Steve Noble: drums; John Edwards: double bass; Alex Ward: electric guitar
Guess there’s no demand for an explanation of the trio’s acronym. As an alternative, let’s talk about “reluctance”. As soon as the first grooves of “Betting On Now” are probed by the needle one feels like removing that word from the dictionary right away, as we’re greeted by a veritable assault and battery in its acoustic variant. But not by club-brandishing hoodlums; no, the treatment appears as if delivered by a squad of relatively cultivated junior middleweights inclined to hitting incessantly and precisely until the breadbasket regurgitates mincemeat. It won’t be that way for the whole duration, though. As unforgiving as it may be, the overall sound emitted by N.E.W. is also made of calmer, if ever tense slices where – just to make sure – there is no chance of envisioning bright skies and palm trees. Think instead “apprehensively waiting for someone wishing to lubricate mechanisms whose level of corrosion causes sparks every time they’re set in motion” – pun not intended – before the fibrous chug finally takes over, even via fierce ternary meters (“Tall & True”).

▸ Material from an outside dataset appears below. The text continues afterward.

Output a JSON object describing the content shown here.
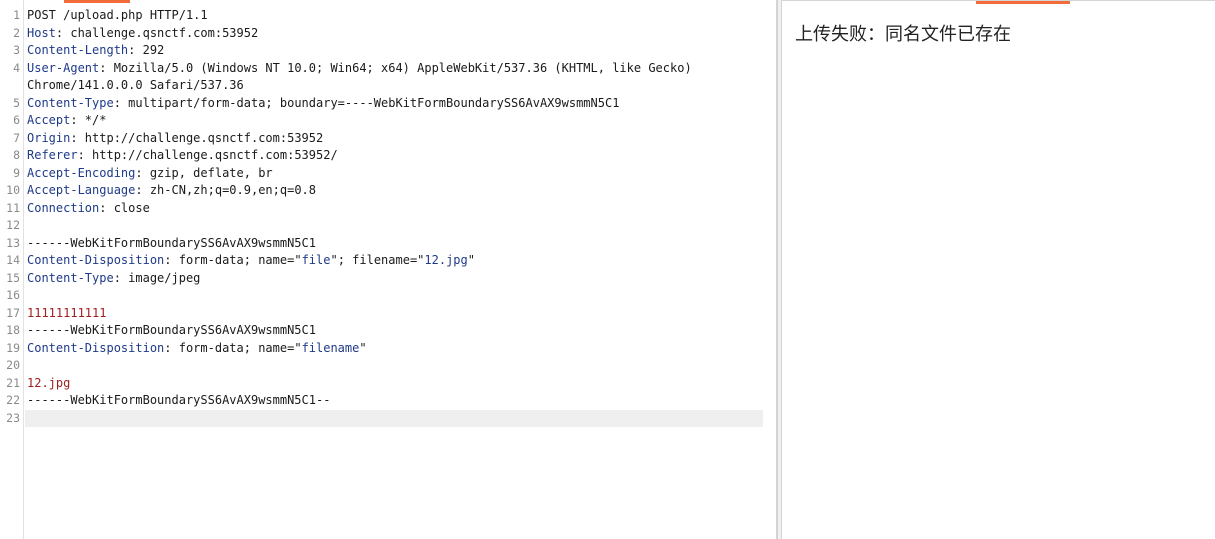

Definitely belonging among the hardest rockers in the free improvisation area of today, the cruel-hearted players show their best as they launch entrancingly robust bodybuilder-drums-cum-whacked-bass patterns maintained for long, ceasing to burn sugars abruptly only to look at the procedure’s leftovers scattered around, additional unresolving symptoms ready to be semi-coherently glued. Episodic power chords by Ward’s saturated guitar burst into hundreds of screechy shards, raising blisters containing vitriolic liquids. In this kind of attire, Noble and Edwards could work wonders as the rhythm section – swinging included – for some evolved punk group. On the other hand, aren’t these guys a punk group already? The underlying technique might be superior, however the vibe is not that distant (except perhaps for the title track, occasionally bordering with Last Exit County in between – a-hem – pensive sections). Ultimately, if you end up listening to Motion several times without settling on a real descriptive arrangement for its interfusion of buzzing racket and compulsive thumping imbued with experience and skill, the answer is necessarily a classic, utterly Niblockian “it is what it is”. The core of this succinct dissertation being: it works.